Health Ministry pulls art poster discussing disability

Take note – story published 6 years ago

The Health Ministry has pulled a poster advertising an exhibition by Polish artist Artur Żmijewski's from a medicine museum it owns. The poster, featuring two naked men, one of whom one is missing a leg, would have promoted Żmijewski's Blindspots on the facade of the Riga Pauls Stradiņš Museum of the History of Medicine. 

Blindspots was unveiled on June 3. It discusses disability by way of confronting the viewers with the naked bodies of handicapped people, reported LTV.

It takes the form of 'lessons' with one, titled "The problem body" showcasing the bodies while the other, "Love Thy Neighbor" showing the disabled bodies interacting with other people.

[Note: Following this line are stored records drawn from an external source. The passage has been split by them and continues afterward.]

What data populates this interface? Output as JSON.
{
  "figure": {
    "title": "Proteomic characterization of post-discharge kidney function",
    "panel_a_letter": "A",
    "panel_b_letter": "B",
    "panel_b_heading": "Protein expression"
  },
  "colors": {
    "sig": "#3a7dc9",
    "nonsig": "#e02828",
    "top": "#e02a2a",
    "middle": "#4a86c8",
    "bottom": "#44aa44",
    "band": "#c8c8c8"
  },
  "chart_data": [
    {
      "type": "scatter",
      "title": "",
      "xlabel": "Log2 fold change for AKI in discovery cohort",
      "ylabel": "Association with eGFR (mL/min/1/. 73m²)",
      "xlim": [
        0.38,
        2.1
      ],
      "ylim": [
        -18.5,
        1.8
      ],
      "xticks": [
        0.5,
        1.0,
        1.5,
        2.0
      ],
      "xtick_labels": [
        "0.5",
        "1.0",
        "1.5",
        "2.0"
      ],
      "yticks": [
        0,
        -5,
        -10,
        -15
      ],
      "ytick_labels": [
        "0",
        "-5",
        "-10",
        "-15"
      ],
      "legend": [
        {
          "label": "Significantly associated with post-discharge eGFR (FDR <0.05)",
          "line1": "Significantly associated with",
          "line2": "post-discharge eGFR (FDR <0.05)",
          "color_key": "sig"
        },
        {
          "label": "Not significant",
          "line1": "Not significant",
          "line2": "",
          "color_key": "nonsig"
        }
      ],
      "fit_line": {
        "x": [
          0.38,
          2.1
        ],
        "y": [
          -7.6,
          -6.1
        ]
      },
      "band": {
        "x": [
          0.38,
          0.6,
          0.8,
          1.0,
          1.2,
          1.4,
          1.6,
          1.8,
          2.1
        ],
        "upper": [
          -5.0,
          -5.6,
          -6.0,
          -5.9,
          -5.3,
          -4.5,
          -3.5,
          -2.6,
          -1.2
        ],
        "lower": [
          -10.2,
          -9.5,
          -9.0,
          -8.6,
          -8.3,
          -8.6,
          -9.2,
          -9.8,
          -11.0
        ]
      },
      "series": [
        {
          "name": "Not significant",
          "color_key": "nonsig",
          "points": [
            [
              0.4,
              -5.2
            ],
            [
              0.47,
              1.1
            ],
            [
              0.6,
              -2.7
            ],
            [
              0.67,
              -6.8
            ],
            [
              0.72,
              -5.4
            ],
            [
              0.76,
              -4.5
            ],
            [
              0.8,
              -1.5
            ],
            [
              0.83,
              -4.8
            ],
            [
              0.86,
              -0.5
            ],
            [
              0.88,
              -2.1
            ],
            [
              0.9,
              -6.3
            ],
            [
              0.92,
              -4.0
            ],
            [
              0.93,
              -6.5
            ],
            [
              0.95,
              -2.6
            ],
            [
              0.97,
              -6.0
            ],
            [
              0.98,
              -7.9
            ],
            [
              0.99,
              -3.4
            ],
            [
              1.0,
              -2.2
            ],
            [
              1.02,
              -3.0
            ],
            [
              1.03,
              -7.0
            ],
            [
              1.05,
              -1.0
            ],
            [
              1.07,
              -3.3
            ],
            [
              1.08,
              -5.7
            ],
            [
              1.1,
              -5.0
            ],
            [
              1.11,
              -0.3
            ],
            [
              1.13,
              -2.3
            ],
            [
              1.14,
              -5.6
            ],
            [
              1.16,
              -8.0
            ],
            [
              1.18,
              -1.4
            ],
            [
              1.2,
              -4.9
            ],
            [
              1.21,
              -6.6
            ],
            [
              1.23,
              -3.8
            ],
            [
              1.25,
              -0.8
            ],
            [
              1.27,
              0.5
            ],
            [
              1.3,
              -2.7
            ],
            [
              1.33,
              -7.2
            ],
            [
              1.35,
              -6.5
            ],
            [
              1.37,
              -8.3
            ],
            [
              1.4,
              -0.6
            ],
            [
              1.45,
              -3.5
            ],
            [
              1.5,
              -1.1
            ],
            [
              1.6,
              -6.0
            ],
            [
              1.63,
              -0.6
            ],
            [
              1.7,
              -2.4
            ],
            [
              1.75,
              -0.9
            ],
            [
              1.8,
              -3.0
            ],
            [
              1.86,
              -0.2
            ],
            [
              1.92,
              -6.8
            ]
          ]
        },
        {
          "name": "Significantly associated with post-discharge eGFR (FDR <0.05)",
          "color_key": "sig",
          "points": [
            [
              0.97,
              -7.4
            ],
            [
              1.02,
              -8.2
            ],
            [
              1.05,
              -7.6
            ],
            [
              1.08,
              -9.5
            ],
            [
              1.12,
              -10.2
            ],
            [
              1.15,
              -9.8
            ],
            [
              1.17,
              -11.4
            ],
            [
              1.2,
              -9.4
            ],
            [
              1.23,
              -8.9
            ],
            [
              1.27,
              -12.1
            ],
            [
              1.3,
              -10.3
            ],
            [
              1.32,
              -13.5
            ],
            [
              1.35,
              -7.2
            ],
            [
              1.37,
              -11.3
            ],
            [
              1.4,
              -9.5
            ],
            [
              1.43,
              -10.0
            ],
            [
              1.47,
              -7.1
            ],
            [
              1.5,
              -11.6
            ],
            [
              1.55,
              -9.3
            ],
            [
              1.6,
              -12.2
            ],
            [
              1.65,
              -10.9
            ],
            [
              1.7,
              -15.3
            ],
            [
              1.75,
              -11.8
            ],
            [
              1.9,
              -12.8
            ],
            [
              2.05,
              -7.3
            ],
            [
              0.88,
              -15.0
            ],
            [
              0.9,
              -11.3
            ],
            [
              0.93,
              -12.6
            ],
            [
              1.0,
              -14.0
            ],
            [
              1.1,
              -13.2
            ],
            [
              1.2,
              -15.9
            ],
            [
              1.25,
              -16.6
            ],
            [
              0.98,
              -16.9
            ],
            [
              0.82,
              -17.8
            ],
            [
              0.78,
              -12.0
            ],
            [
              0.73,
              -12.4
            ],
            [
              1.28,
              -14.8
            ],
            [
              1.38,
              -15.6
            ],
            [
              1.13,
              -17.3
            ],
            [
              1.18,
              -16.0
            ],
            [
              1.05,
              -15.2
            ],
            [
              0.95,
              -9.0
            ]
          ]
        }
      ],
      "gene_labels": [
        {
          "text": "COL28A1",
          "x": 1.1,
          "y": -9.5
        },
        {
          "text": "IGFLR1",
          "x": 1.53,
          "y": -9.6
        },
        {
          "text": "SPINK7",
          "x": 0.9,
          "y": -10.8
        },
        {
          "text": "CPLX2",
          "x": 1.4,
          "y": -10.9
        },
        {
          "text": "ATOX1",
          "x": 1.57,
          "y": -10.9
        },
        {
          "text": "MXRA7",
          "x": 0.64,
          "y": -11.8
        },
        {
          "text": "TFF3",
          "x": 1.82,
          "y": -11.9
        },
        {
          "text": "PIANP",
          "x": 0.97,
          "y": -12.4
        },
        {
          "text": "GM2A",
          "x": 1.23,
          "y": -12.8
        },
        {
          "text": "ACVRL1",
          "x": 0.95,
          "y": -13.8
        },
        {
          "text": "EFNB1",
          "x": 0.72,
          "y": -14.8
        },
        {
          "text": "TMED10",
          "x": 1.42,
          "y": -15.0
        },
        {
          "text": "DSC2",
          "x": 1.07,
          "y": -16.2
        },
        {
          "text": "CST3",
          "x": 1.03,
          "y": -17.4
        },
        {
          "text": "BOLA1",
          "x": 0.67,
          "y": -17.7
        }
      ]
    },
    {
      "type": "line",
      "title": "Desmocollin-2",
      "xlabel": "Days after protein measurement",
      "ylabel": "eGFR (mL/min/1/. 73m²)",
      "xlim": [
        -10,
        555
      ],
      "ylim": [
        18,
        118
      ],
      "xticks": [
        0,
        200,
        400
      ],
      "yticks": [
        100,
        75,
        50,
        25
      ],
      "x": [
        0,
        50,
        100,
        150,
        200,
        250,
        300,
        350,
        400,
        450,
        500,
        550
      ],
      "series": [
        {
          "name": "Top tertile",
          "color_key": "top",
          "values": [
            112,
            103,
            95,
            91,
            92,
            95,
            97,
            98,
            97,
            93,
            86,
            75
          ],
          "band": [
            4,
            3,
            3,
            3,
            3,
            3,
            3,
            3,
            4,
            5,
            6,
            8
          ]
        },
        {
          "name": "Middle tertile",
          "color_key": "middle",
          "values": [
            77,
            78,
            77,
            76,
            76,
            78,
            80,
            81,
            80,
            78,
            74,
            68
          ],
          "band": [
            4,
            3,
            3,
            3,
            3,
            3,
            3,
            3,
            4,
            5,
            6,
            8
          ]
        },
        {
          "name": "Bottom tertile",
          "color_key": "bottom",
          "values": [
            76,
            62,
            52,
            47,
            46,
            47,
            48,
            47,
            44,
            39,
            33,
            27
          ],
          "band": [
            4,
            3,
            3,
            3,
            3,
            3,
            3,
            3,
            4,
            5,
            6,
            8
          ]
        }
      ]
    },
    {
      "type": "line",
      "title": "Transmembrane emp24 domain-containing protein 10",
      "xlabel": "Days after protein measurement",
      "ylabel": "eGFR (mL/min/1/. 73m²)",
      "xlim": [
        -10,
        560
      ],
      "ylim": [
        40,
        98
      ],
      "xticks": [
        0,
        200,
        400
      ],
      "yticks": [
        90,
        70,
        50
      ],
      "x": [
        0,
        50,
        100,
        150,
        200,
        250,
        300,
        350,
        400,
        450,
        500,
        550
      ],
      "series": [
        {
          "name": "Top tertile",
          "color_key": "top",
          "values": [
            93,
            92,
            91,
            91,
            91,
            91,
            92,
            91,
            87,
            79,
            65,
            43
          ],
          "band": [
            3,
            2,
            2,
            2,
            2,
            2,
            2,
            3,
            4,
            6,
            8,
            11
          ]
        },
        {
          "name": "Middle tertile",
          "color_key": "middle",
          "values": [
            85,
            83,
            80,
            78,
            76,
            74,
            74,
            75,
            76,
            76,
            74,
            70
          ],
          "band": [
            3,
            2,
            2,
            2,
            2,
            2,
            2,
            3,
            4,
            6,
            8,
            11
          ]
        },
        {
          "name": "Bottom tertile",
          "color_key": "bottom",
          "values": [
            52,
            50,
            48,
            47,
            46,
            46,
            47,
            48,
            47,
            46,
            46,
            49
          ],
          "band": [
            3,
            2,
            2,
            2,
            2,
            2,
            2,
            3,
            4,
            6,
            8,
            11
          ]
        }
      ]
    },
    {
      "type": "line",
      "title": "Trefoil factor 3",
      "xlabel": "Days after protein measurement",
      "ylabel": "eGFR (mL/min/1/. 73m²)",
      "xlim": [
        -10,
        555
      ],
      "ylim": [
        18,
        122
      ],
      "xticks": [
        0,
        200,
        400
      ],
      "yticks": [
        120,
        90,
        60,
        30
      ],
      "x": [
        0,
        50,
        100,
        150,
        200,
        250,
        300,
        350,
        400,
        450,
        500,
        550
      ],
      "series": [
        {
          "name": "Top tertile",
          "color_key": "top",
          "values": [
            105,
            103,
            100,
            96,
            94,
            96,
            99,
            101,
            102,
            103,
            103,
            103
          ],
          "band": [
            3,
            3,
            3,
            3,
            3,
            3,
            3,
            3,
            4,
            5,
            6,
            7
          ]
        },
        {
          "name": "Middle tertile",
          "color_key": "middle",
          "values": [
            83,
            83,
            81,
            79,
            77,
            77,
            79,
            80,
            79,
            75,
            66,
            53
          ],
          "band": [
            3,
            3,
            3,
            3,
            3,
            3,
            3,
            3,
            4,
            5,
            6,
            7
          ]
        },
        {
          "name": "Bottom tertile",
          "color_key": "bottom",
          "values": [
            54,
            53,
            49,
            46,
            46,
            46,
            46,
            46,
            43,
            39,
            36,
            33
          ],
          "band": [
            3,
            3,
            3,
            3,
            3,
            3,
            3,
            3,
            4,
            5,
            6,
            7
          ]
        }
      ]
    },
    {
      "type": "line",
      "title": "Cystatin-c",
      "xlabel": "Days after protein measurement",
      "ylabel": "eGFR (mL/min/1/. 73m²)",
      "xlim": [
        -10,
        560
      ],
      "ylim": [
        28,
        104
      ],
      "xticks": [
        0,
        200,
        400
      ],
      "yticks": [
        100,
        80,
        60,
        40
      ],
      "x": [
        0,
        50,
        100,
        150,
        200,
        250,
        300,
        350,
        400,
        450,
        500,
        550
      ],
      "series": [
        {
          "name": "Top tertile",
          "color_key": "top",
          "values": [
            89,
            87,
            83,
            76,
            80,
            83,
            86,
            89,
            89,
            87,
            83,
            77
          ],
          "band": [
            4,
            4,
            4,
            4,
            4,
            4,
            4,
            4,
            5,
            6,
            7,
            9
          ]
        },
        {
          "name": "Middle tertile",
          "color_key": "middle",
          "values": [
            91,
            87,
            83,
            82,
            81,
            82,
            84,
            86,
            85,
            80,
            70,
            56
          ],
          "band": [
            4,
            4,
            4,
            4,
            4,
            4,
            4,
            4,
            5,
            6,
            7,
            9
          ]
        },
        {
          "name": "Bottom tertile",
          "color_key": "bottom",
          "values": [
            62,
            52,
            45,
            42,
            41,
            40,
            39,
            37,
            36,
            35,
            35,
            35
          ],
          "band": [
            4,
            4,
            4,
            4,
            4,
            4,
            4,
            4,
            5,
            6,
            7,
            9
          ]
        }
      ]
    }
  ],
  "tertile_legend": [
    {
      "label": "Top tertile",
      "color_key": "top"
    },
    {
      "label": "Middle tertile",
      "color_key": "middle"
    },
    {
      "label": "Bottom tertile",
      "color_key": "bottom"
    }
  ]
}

Museum representative Juris Salaks said he doesn't consider Blindspots to be provocative as the artist is able to find the blind spots of the public by "working just like traditional Chinese acupuncturists". 

"That's why his artistic language is so loud, visible, noticeable," said Salaks. 

He said curators chose the most neutral of the pictures in the exhibition to represent it.

Meanwhile the Health Ministry is reticent over its decision.

"The visuals of the poster were quite provocative and equivocal," said ministry representative Oskars Šneiders. He added that no other events surrounding the exhibition were affected by the decision.

Meanwhile Jurģis Briedis, a representative of the Apeirons association called this move "narrow-minded" and questioned as to how exactly this person is different from models routinely featured on similar posters.

Organizers hope the Health Ministry will change its mind by late September when the exhibition is slated to end.

Previously the Pauls Stradiņš Museum of the History of Medicine courted controversy with a hilariously presented but macabre exhibition on death masks.